Pour leur assemblée générale, la première pour la co-présidente Delphine Fernandez, les Jeunes agriculteurs du Gard ont voulu mettre à la disposition de l'assistance un espace de libre-échange... de parole. Construit autour de grands thèmes, ce grand débat agricole a soulevé des problématiques déjà (trop) bien connues des agriculteurs, jeunes et moins jeunes, et tenté d'y apporter des débuts de réponses, des graines d'idées.
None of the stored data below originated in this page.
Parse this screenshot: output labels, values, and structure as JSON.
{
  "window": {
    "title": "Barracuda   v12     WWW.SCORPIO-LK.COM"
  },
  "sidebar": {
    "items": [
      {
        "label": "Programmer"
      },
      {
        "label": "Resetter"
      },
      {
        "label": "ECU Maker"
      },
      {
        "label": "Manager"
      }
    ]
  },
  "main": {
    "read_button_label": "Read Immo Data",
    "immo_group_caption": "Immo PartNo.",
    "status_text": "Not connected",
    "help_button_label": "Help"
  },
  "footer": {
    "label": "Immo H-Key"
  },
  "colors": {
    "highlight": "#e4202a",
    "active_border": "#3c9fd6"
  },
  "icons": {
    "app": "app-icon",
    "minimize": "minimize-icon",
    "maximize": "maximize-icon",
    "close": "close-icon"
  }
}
En charge de l'animation des discussions, Fanny Tamisier, éleveuse, vice-présidente du Syndicat des producteurs ovins du Gard, et depuis peu, présidente du Comité élevage à la Chambre d'agriculture du Gard, a profité de son expérience d'ancienne JA et d'agricultrice pour mener les débats autour du syndicalisme et des attentes qu'il suscite, de l'installation et l'accession au foncier, des conflits de voisinage, des pratiques environnementales et de leur délicate mise en œuvre parfois, mais aussi de la Pac. Vaste programme.
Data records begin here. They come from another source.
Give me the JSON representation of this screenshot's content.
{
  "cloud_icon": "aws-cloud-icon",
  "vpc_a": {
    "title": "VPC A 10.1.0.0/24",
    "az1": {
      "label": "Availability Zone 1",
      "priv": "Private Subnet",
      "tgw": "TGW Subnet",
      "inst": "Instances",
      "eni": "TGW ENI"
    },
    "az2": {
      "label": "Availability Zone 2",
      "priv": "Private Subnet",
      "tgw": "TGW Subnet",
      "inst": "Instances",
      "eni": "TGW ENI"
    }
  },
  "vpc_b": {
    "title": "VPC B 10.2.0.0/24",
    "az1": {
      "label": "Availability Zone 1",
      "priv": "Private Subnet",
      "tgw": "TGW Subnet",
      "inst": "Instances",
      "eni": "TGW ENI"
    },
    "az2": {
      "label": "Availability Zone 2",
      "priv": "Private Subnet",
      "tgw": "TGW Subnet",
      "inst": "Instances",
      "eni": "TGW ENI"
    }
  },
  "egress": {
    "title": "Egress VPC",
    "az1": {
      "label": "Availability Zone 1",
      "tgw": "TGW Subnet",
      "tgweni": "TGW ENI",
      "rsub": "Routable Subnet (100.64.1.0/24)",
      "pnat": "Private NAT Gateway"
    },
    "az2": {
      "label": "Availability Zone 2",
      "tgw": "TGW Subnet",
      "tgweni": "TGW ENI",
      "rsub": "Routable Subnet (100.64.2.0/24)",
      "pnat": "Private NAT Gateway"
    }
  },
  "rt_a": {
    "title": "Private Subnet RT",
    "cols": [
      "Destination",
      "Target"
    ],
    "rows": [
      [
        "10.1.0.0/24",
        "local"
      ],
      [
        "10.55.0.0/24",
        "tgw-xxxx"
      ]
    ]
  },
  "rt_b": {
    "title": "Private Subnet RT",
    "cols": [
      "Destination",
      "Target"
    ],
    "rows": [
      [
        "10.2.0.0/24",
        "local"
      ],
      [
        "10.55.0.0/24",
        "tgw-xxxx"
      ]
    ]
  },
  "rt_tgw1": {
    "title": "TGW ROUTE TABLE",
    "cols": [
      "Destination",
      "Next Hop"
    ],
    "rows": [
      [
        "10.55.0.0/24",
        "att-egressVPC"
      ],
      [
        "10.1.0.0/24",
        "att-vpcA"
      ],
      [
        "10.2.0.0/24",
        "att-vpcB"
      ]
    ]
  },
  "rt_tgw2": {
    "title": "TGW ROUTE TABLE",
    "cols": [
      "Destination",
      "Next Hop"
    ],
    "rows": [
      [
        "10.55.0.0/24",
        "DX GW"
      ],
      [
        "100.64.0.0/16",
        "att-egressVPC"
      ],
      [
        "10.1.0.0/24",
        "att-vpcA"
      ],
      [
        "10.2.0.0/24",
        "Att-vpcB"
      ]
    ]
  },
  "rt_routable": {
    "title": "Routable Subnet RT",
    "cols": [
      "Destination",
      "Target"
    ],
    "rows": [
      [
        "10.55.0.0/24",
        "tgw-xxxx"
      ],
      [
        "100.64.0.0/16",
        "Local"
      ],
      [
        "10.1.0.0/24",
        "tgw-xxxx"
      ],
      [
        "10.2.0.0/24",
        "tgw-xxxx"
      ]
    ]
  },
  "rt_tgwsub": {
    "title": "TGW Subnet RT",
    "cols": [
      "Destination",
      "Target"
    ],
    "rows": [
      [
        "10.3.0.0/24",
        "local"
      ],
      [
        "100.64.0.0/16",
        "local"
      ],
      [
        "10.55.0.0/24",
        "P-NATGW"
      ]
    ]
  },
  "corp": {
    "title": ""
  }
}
Réussir à impliquer les jeunes

Entamer le rapport moral sur les subsides permet d'évacuer la question des aides qui régressent, pour mieux s'appuyer sur les initiatives et les projets du syndicat. Pour sa première AG en tant que co-présidente, Delphine Fernandez, témoin des subventions qui baissent "d'année en année", a tenu à remercier les soutiens des JA, comme Groupama, le Crédit agricole, Nîmes métropole, Cerfrance... La vision d'avenir pour la co-présidente ? "Recruter et impliquer les jeunes dans la vie syndicale." D'anciens JA convaincus par le syndicalisme, révèlent y avoir appris la solidarité, comme Stephan Picas, ancien président, qui regrettait le peu de jeunes du lycée hôte dans l'amphithéâtre. Une "bonne école de convivialité", pour David Sève, président de la FDSEA 30. C'est chez les JA que Lionel Puech, précédent co-président, a découvert l'entraide au sein de ce "seul syndicat de jeunes en France". Pour susciter des vocations, encore faut-il "garantir un revenu minimum", estime Stephan Picas. David Sève, lui, voit dans la difficulté à mobiliser un manque réel de nouveaux installés.
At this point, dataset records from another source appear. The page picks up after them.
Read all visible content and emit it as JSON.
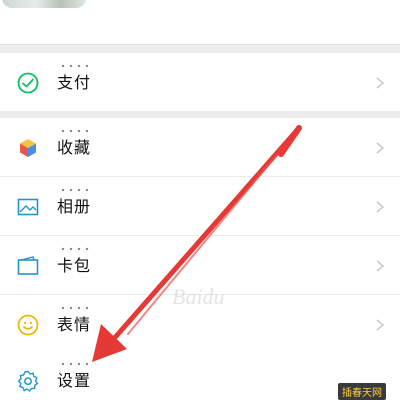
{
  "menu": {
    "pay": {
      "label": "支付",
      "icon": "wechat-pay-icon"
    },
    "favorites": {
      "label": "收藏",
      "icon": "cube-icon"
    },
    "album": {
      "label": "相册",
      "icon": "image-icon"
    },
    "cards": {
      "label": "卡包",
      "icon": "wallet-icon"
    },
    "stickers": {
      "label": "表情",
      "icon": "smiley-icon"
    },
    "settings": {
      "label": "设置",
      "icon": "gear-icon"
    }
  },
  "annotation": {
    "arrow_color": "#e53935"
  },
  "watermark": {
    "text": "插春天网",
    "faint_text": "Baidu"
  },
  "colors": {
    "pay_green": "#07c160",
    "blue_icon": "#2196c9",
    "yellow_icon": "#f0b400",
    "chevron": "#c7c7c7"
  }
}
Affronter les lourdeurs administratives

D'après Julien Courdesse, vice-président régional chargé de l'installation et membre des JA du Gard, 25 % d'installations en plus ont été relevées en 2018, soit 699 installés. A l'échelle départementale, "entre 30 et 35 à la DJA (dotation jeune agriculteur) par an". Une faible part pour l'Occitanie, mais "on existe", soutient le JA qui se félicite des 15 dossiers déjà en cours depuis le début de l'année. La réforme territoriale n'a pas eu que du bon pourtant. Regrettant que le suivi post-installation n'ait plus été obligatoire après la fusion des régions, la question des avenants et des déchéances se pose. "C'est ma 3e année, via le PPP (plan professionnel personnalisé), et à chaque modification sur l'exploitation, il faut faire des avenants. Ça peut empêcher un jeune", se plaint un jeune agriculteur. "Oui il y a des lourdeurs", consent Hubert Raynaud, conseiller à la Chambre d'agriculture. Mais "des écarts sont possibles, l'administration autorise des avenants de régulation, pas nécessairement avant installation", corrige-t-il. Si le suivi post-installation n'est plus obligatoire, il reste disponible.